A chloroplast-like organelle is present in many species of the Apicomplexa phylum. We have previously demonstrated that the plastid organelle of Plasmodium faciparum is essential to the survival of the blood-stage
malaria parasite in culture. One known function of the plastid organelle in another Apicomplexan, Toxoplasma gondii, involves the formation of the parasitophorous vacuole. The effects of interruption of plastid function on sporozoites and sexual-stage parasites have not been investigated. In our previous studies of the effects of
thiostrepton, a
polypeptide antibiotic from streptococcus spp., on erythrocytic schizongony of the human
malaria P. falciparium, we found that this
antibiotic appears to interact with the
guanosine triphosphatase (
GTPase) binding domain of the organellar large subunit ribosomal
RNA, as it does in bacteria. We investigate here the effects of this
drug on life-cycle stages of the
malaria parasite in vivo. Preincubation of mature infective sporozoites with
thiostrepton has no observable effect on their infectivity.
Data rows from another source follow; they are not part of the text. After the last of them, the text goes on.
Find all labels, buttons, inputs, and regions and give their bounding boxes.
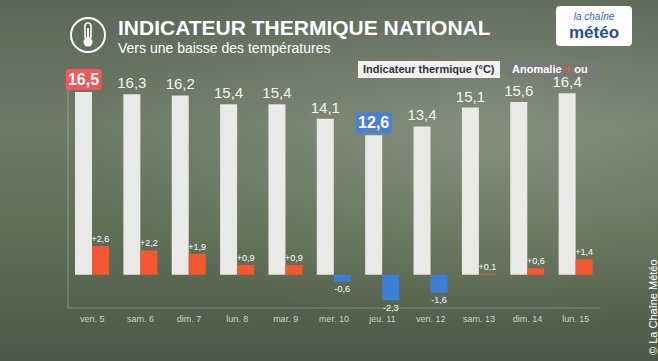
svg-text:-1,6: -1,6: [431, 295, 447, 305]
svg-text:ven. 12: ven. 12: [416, 314, 446, 324]
svg-text:dim. 14: dim. 14: [513, 314, 543, 324]
svg-text:+0,6: +0,6: [527, 256, 545, 266]
svg-text:+2,6: +2,6: [92, 234, 110, 244]
svg-text:+0,9: +0,9: [285, 253, 303, 263]
svg-text:+1,4: +1,4: [575, 247, 593, 257]
svg-text:15,6: 15,6: [504, 82, 533, 99]
svg-text:-0,6: -0,6: [335, 284, 351, 294]
svg-text:15,4: 15,4: [214, 84, 243, 101]
html-text:INDICATEUR THERMIQUE NATIONAL: INDICATEUR THERMIQUE NATIONAL: [118, 16, 491, 39]
svg-text:dim. 7: dim. 7: [177, 314, 202, 324]
svg-text:lun. 15: lun. 15: [562, 314, 589, 324]
svg-text:13,4: 13,4: [407, 106, 436, 123]
svg-text:jeu. 11: jeu. 11: [368, 314, 395, 324]
svg-text:16,5: 16,5: [68, 71, 99, 88]
svg-text:ven. 5: ven. 5: [80, 314, 105, 324]
svg-text:+0,1: +0,1: [479, 262, 497, 272]
svg-text:15,1: 15,1: [456, 88, 485, 105]
html-text:la chaîne: la chaîne: [573, 11, 615, 22]
svg-text:15,4: 15,4: [262, 84, 291, 101]
svg-text:sam. 13: sam. 13: [463, 314, 495, 324]
svg-text:14,1: 14,1: [311, 99, 340, 116]
html-text:A n o m a l i e + o u -: A n o m a l i e + o u -: [512, 63, 595, 75]
svg-text:+2,2: +2,2: [140, 238, 158, 248]
svg-text:16,3: 16,3: [117, 74, 146, 91]
html-text:© La Chaîne Météo: © La Chaîne Météo: [647, 259, 658, 355]
svg-text:16,2: 16,2: [166, 75, 195, 92]
html-text:Vers une baisse des températur: Vers une baisse des températures: [118, 40, 331, 56]
svg-text:+1,9: +1,9: [188, 242, 206, 252]
html-text:météo: météo: [569, 23, 619, 42]
svg-text:lun. 8: lun. 8: [226, 314, 248, 324]
svg-text:12,6: 12,6: [358, 114, 389, 131]
svg-text:-2,3: -2,3: [383, 303, 399, 313]
svg-text:+0,9: +0,9: [237, 253, 255, 263]
svg-text:mar. 9: mar. 9: [273, 314, 298, 324]
html-text:Indicateur thermique (°C): Indicateur thermique (°C): [363, 63, 495, 75]
svg-text:16,4: 16,4: [553, 73, 582, 90]
svg-text:mer. 10: mer. 10: [319, 314, 349, 324]
svg-text:sam. 6: sam. 6: [127, 314, 154, 324]
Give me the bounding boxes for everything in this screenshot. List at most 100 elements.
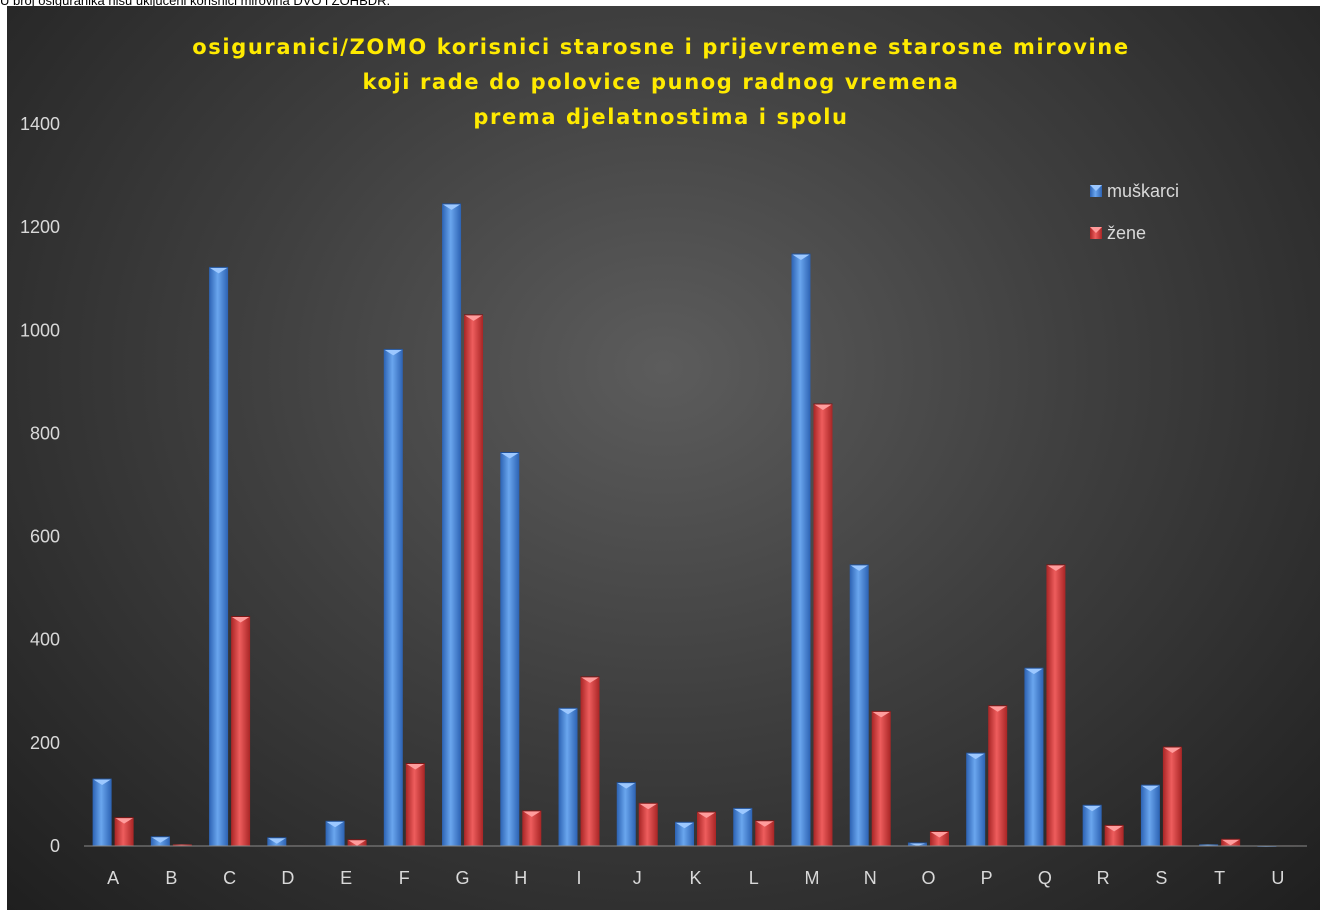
bar-muskarci-G [442,203,462,846]
bar-cap [1104,825,1124,832]
chart-area: osiguranici/ZOMO korisnici starosne i pr… [7,6,1320,910]
chart-title-line-3: prema djelatnostima i spolu [473,105,848,129]
bar-cap [1162,746,1182,753]
bar-cap [697,811,716,818]
footnote-text: U broj osiguranika nisu uključeni korisn… [0,0,391,8]
bar-body [1024,668,1044,846]
y-tick-label: 800 [30,423,60,443]
bar-cap [1046,564,1066,571]
x-tick-label: L [749,868,759,888]
y-tick-label: 1000 [20,320,60,340]
legend-swatch-cap [1090,185,1102,191]
bar-cap [929,831,949,838]
bar-cap [325,821,345,828]
bar-body [733,808,753,846]
bar-body [405,763,425,846]
bar-body [1140,785,1160,846]
x-axis: A B C D E F G H I J K L M N O P Q R S T U [107,868,1284,888]
bar-cap [231,616,251,623]
bar-body [638,803,658,846]
y-tick-label: 1200 [20,217,60,237]
bar-body [988,705,1008,846]
bar-cap [580,676,600,683]
y-tick-label: 1400 [20,114,60,134]
bar-zene-R [1104,824,1124,846]
bar-cap [871,711,891,718]
chart-title-line-2: koji rade do polovice punog radnog vreme… [362,70,959,94]
x-tick-label: A [107,868,119,888]
bar-muskarci-H [500,452,520,846]
bar-zene-F [405,762,425,846]
bar-zene-C [231,616,251,846]
x-tick-label: J [633,868,642,888]
bar-body [522,810,542,846]
bar-body [1199,844,1219,846]
x-tick-label: U [1271,868,1284,888]
bar-muskarci-B [150,836,170,846]
bar-body [580,676,600,846]
x-tick-label: O [921,868,935,888]
y-tick-label: 200 [30,733,60,753]
bar-body [464,314,484,846]
bar-zene-B [172,844,192,846]
bar-body [929,831,949,846]
bar-zene-T [1221,838,1241,846]
bar-body [813,404,833,846]
bar-cap [813,404,833,411]
bar-body [92,778,112,846]
bar-cap [464,314,484,321]
x-tick-label: C [223,868,236,888]
bar-body [114,817,134,846]
bar-body [172,844,192,846]
bar-muskarci-D [267,837,287,846]
legend: muškarci žene [1090,181,1179,243]
bar-cap [209,267,229,274]
y-axis: 0 200 400 600 800 1000 1200 1400 [20,114,60,856]
bar-body [1082,805,1102,846]
y-tick-label: 600 [30,527,60,547]
bar-cap [114,817,134,824]
bar-muskarci-L [733,807,753,846]
x-tick-label: Q [1038,868,1052,888]
bar-body [1104,825,1124,846]
bar-cap [675,822,694,829]
bar-cap [1221,839,1241,846]
bar-zene-J [638,802,658,846]
bar-cap [267,837,287,844]
bar-cap [500,452,520,459]
x-tick-label: H [514,868,527,888]
bar-zene-I [580,676,600,846]
x-tick-label: N [864,868,877,888]
bar-zene-H [522,810,542,846]
bar-body [1046,564,1066,846]
bar-body [500,452,520,846]
bar-muskarci-S [1140,784,1160,846]
bar-body [231,616,251,846]
y-tick-label: 400 [30,630,60,650]
x-tick-label: M [804,868,819,888]
legend-item-zene: žene [1090,223,1146,243]
legend-item-muskarci: muškarci [1090,181,1179,201]
bar-cap [755,820,775,827]
y-tick-label: 0 [50,836,60,856]
chart-title-line-1: osiguranici/ZOMO korisnici starosne i pr… [192,35,1129,59]
bar-cap [1140,785,1160,792]
bar-zene-G [464,314,484,846]
bar-zene-P [988,705,1008,846]
bar-cap [966,753,986,760]
bar-cap [150,836,170,843]
bars [92,203,1299,847]
bar-body [675,822,694,846]
bar-cap [616,782,636,789]
x-tick-label: R [1097,868,1110,888]
bar-body [966,753,986,846]
x-tick-label: B [165,868,177,888]
x-tick-label: S [1155,868,1167,888]
bar-chart: osiguranici/ZOMO korisnici starosne i pr… [20,35,1307,888]
bar-muskarci-F [383,348,403,846]
x-tick-label: P [981,868,993,888]
bar-body [558,708,578,846]
bar-cap [733,808,753,815]
bar-zene-Q [1046,564,1066,846]
x-tick-label: I [577,868,582,888]
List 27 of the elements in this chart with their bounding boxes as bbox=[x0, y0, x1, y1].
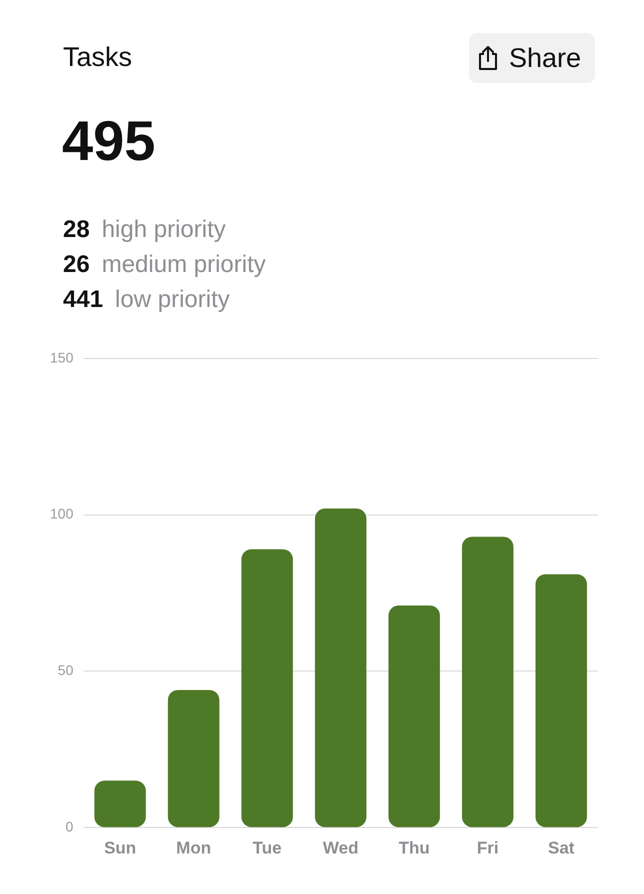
bar bbox=[314, 508, 366, 828]
bar bbox=[94, 780, 146, 828]
bar bbox=[388, 606, 440, 828]
text: 495 bbox=[62, 108, 156, 173]
y-tick-label: 150 bbox=[50, 349, 74, 366]
y-tick-label: 0 bbox=[66, 818, 74, 834]
chart-title: Tasks bbox=[63, 42, 132, 73]
bar bbox=[168, 690, 220, 828]
x-tick-label: Mon bbox=[176, 838, 212, 858]
y-tick-label: 100 bbox=[50, 506, 74, 522]
x-tick-label: Sat bbox=[548, 838, 575, 858]
bar bbox=[536, 574, 587, 828]
text: 28 bbox=[63, 216, 90, 243]
y-tick-label: 50 bbox=[58, 662, 74, 678]
text: low priority bbox=[115, 286, 230, 313]
x-tick-label: Wed bbox=[322, 838, 358, 858]
bar bbox=[462, 536, 514, 828]
bar bbox=[241, 549, 293, 828]
text: medium priority bbox=[102, 251, 266, 278]
text: 441 bbox=[63, 286, 104, 313]
x-tick-label: Tue bbox=[252, 838, 282, 858]
x-tick-label: Fri bbox=[476, 838, 499, 858]
text: Share bbox=[509, 42, 582, 74]
x-tick-label: Sun bbox=[104, 838, 136, 858]
x-tick-label: Thu bbox=[398, 838, 430, 858]
text: 26 bbox=[63, 251, 90, 278]
text: high priority bbox=[102, 216, 226, 243]
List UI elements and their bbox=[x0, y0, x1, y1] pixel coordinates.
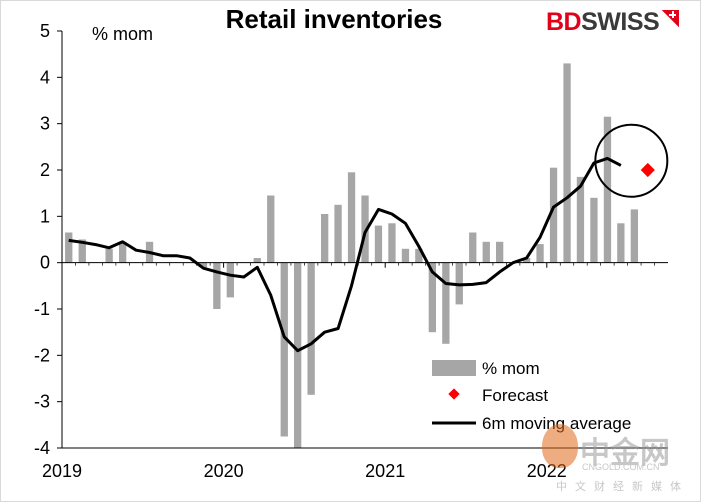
logo-dark-text: SWISS bbox=[581, 8, 660, 36]
bar-2022-07 bbox=[630, 209, 638, 263]
bar-2019-04 bbox=[105, 248, 113, 263]
y-tick-label: -2 bbox=[34, 345, 50, 365]
bar-2021-05 bbox=[442, 262, 450, 344]
bar-2020-06 bbox=[294, 262, 302, 448]
legend-label-line: 6m moving average bbox=[482, 414, 631, 433]
bar-2021-07 bbox=[469, 232, 477, 263]
x-tick-label: 2020 bbox=[204, 461, 244, 481]
bar-2021-11 bbox=[523, 258, 531, 263]
bar-2022-06 bbox=[617, 223, 625, 263]
bar-2020-08 bbox=[321, 214, 329, 263]
bdswiss-logo: BD SWISS bbox=[546, 8, 680, 37]
bar-2020-04 bbox=[267, 195, 275, 263]
bar-2021-04 bbox=[428, 262, 436, 333]
y-tick-label: 4 bbox=[40, 67, 50, 87]
y-tick-label: -1 bbox=[34, 299, 50, 319]
bar-2021-09 bbox=[496, 241, 504, 263]
bar-2022-05 bbox=[603, 116, 612, 263]
x-tick-label: 2022 bbox=[527, 461, 567, 481]
bar-2019-01 bbox=[65, 232, 73, 263]
y-tick-label: 3 bbox=[40, 114, 50, 134]
bar-2021-02 bbox=[401, 248, 410, 263]
chart-title: Retail inventories bbox=[225, 4, 443, 34]
y-tick-label: 0 bbox=[40, 253, 50, 273]
bar-2021-08 bbox=[482, 241, 490, 263]
bar-2022-03 bbox=[576, 176, 585, 263]
legend-label-forecast: Forecast bbox=[482, 386, 548, 405]
bar-2020-03 bbox=[253, 258, 261, 263]
logo-red-text: BD bbox=[546, 8, 582, 36]
bar-2020-05 bbox=[280, 262, 288, 437]
bar-2022-04 bbox=[590, 197, 598, 263]
bar-2020-07 bbox=[307, 262, 315, 395]
bar-2021-01 bbox=[388, 223, 396, 263]
legend-swatch-bar bbox=[432, 360, 476, 376]
bar-2020-10 bbox=[347, 172, 356, 263]
legend-swatch-forecast bbox=[448, 388, 460, 400]
bar-2019-05 bbox=[119, 241, 127, 263]
swiss-cross-icon bbox=[661, 9, 680, 28]
y-axis-label: % mom bbox=[92, 24, 154, 44]
bar-2022-01 bbox=[549, 167, 558, 263]
bar-2022-02 bbox=[563, 63, 571, 263]
y-tick-label: -4 bbox=[34, 438, 50, 458]
bar-2021-12 bbox=[536, 244, 544, 263]
bar-2020-12 bbox=[374, 225, 383, 263]
x-tick-label: 2021 bbox=[365, 461, 405, 481]
bar-2019-02 bbox=[78, 239, 86, 263]
forecast-point bbox=[640, 162, 655, 178]
bar-2019-12 bbox=[213, 262, 221, 309]
legend-label-bar: % mom bbox=[482, 359, 540, 378]
annotation-circle bbox=[594, 123, 669, 198]
y-tick-label: 5 bbox=[40, 21, 50, 41]
moving-average-line bbox=[68, 156, 622, 353]
bar-2020-01 bbox=[226, 262, 234, 298]
bar-2021-03 bbox=[415, 248, 423, 263]
y-tick-label: 1 bbox=[40, 206, 50, 226]
y-tick-label: -3 bbox=[34, 392, 50, 412]
y-tick-label: 2 bbox=[40, 160, 50, 180]
x-tick-label: 2019 bbox=[42, 461, 82, 481]
bar-2019-11 bbox=[199, 262, 208, 268]
bar-2020-11 bbox=[361, 195, 369, 263]
bar-2020-09 bbox=[334, 204, 342, 263]
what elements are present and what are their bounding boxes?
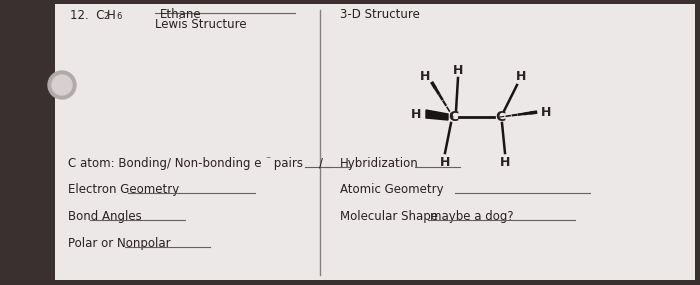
Circle shape — [48, 71, 76, 99]
Text: C: C — [448, 110, 458, 124]
Text: H: H — [516, 70, 526, 84]
Text: H: H — [107, 9, 116, 22]
Text: H: H — [453, 64, 463, 76]
Text: Electron Geometry: Electron Geometry — [68, 183, 179, 196]
FancyBboxPatch shape — [55, 4, 695, 280]
Text: H: H — [500, 156, 510, 168]
Text: C atom: Bonding/ Non-bonding e: C atom: Bonding/ Non-bonding e — [68, 157, 262, 170]
Text: 3-D Structure: 3-D Structure — [340, 8, 420, 21]
Text: maybe a dog?: maybe a dog? — [430, 210, 514, 223]
Text: Lewis Structure: Lewis Structure — [155, 18, 246, 31]
Polygon shape — [426, 110, 448, 120]
Text: Hybridization: Hybridization — [340, 157, 419, 170]
Text: 2: 2 — [103, 12, 108, 21]
Text: 12.  C: 12. C — [70, 9, 104, 22]
Text: Ethane: Ethane — [160, 8, 202, 21]
Text: Bond Angles: Bond Angles — [68, 210, 141, 223]
Text: /: / — [319, 157, 323, 170]
Text: Molecular Shape: Molecular Shape — [340, 210, 438, 223]
Text: H: H — [541, 105, 551, 119]
Text: 6: 6 — [116, 12, 121, 21]
Text: ⁻: ⁻ — [265, 155, 270, 165]
Text: H: H — [411, 107, 421, 121]
Text: C: C — [495, 110, 505, 124]
Text: Atomic Geometry: Atomic Geometry — [340, 183, 444, 196]
Text: pairs: pairs — [270, 157, 303, 170]
Text: H: H — [420, 70, 430, 84]
Text: Polar or Nonpolar: Polar or Nonpolar — [68, 237, 171, 250]
Circle shape — [52, 75, 72, 95]
Text: H: H — [440, 156, 450, 168]
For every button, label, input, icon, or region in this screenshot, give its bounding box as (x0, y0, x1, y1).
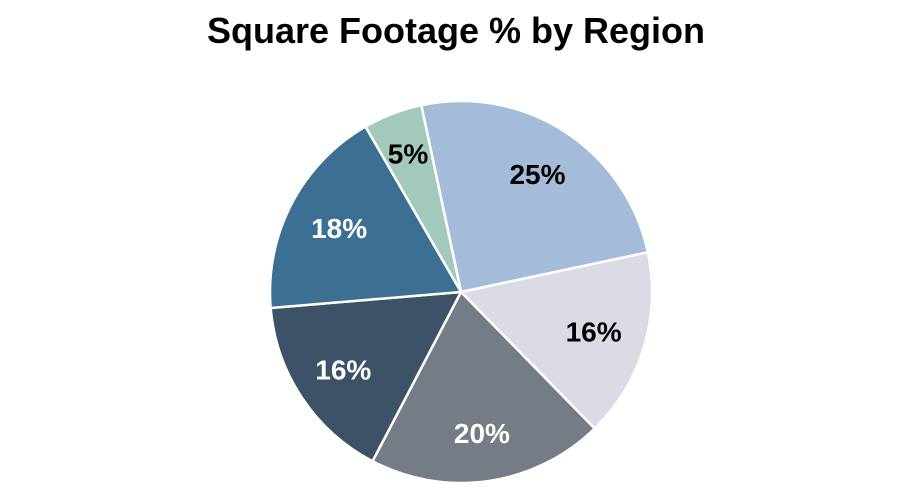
pie-slice-4 (268, 125, 463, 310)
pie-slice-3 (269, 290, 463, 463)
pie-slice-label-0: 25% (509, 159, 565, 190)
pie-slice-label-4: 18% (311, 213, 367, 244)
pie-slice-label-2: 20% (454, 418, 510, 449)
pie-slice-label-5: 5% (388, 138, 429, 169)
chart-title: Square Footage % by Region (206, 10, 706, 51)
pie-slice-1 (459, 251, 654, 430)
pie-slice-label-3: 16% (315, 355, 371, 386)
pie-slice-label-1: 16% (566, 317, 622, 348)
pie-slice-0 (420, 99, 650, 294)
pie-slice-5 (364, 103, 463, 294)
pie-slice-2 (371, 290, 596, 485)
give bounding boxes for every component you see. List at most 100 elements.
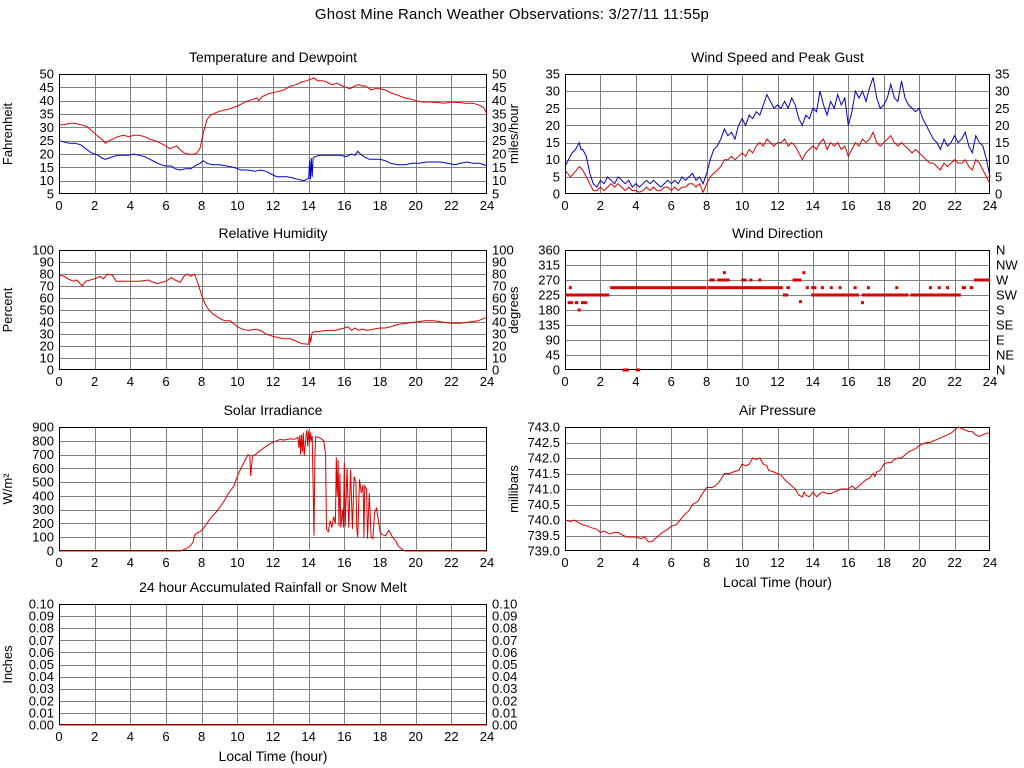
y-axis-label: degrees: [506, 286, 521, 333]
y-tick-label: 70: [40, 279, 54, 294]
gridlines: [565, 427, 990, 551]
x-tick-label: 2: [597, 555, 604, 570]
x-tick-label: 22: [444, 374, 458, 389]
x-axis-label: Local Time (hour): [219, 748, 328, 764]
x-tick-label: 8: [703, 555, 710, 570]
y-tick-label-right: 0.04: [492, 669, 517, 684]
y-tick-label: 5: [553, 169, 560, 184]
y-tick-label: 742.0: [527, 451, 560, 466]
y-tick-label: 15: [40, 160, 54, 175]
y-tick-label-right: 40: [492, 93, 506, 108]
y-axis-label: W/m²: [0, 473, 15, 505]
y-tick-label: 50: [40, 303, 54, 318]
x-tick-label: 4: [127, 555, 134, 570]
x-tick-label: 6: [668, 374, 675, 389]
x-tick-label: 20: [408, 729, 422, 744]
y-axis-label: Fahrenheit: [0, 103, 15, 166]
x-tick-label: 2: [91, 555, 98, 570]
y-tick-label: 600: [32, 461, 54, 476]
y-tick-label: 0.10: [29, 597, 54, 612]
y-tick-label: 10: [546, 152, 560, 167]
y-tick-label-right: 0: [492, 363, 499, 378]
y-tick-label: 900: [32, 420, 54, 435]
y-tick-label-right: NW: [996, 258, 1018, 273]
x-tick-label: 18: [373, 198, 387, 213]
y-tick-label-right: 20: [492, 339, 506, 354]
x-tick-label: 0: [55, 555, 62, 570]
y-tick-label-right: 60: [492, 291, 506, 306]
x-tick-label: 20: [408, 374, 422, 389]
y-tick-label: 300: [32, 502, 54, 517]
series-direction: [565, 271, 990, 372]
plot-border: [565, 74, 990, 194]
y-tick-label-right: 40: [492, 315, 506, 330]
y-tick-label: 0.08: [29, 621, 54, 636]
x-tick-label: 22: [444, 198, 458, 213]
y-axis-label: millibars: [506, 465, 521, 513]
x-tick-label: 10: [230, 555, 244, 570]
gridlines: [59, 427, 487, 551]
y-tick-label: 40: [40, 93, 54, 108]
y-tick-label-right: 0.03: [492, 681, 517, 696]
x-tick-label: 18: [877, 198, 891, 213]
y-tick-label-right: 0.08: [492, 621, 517, 636]
y-tick-label-right: 10: [492, 173, 506, 188]
x-tick-label: 12: [770, 374, 784, 389]
y-tick-label: 743.0: [527, 420, 560, 435]
y-tick-label-right: N: [996, 363, 1005, 378]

Sporozoite
infection both by mosquito
bite and sporozoite injection was prevented by pretreatment of mice with
thiostrepton.
Thiostrepton eliminates
infection with erythrocytic forms of Plasmodium berghei in mice. Clearance of infected red blood cells follows the delayed kinetics associated with drugs that interact with the apicoplast.
Thiostrepton treatment of infected mice reduces transmission of parasites by more than ten-fold, indicating that the plastid has a role in sexual development of the parasite. These results indicate that the plastid function is accessible to
drug action in vivo and important to the development of both sexual and asexual forms of the parasite.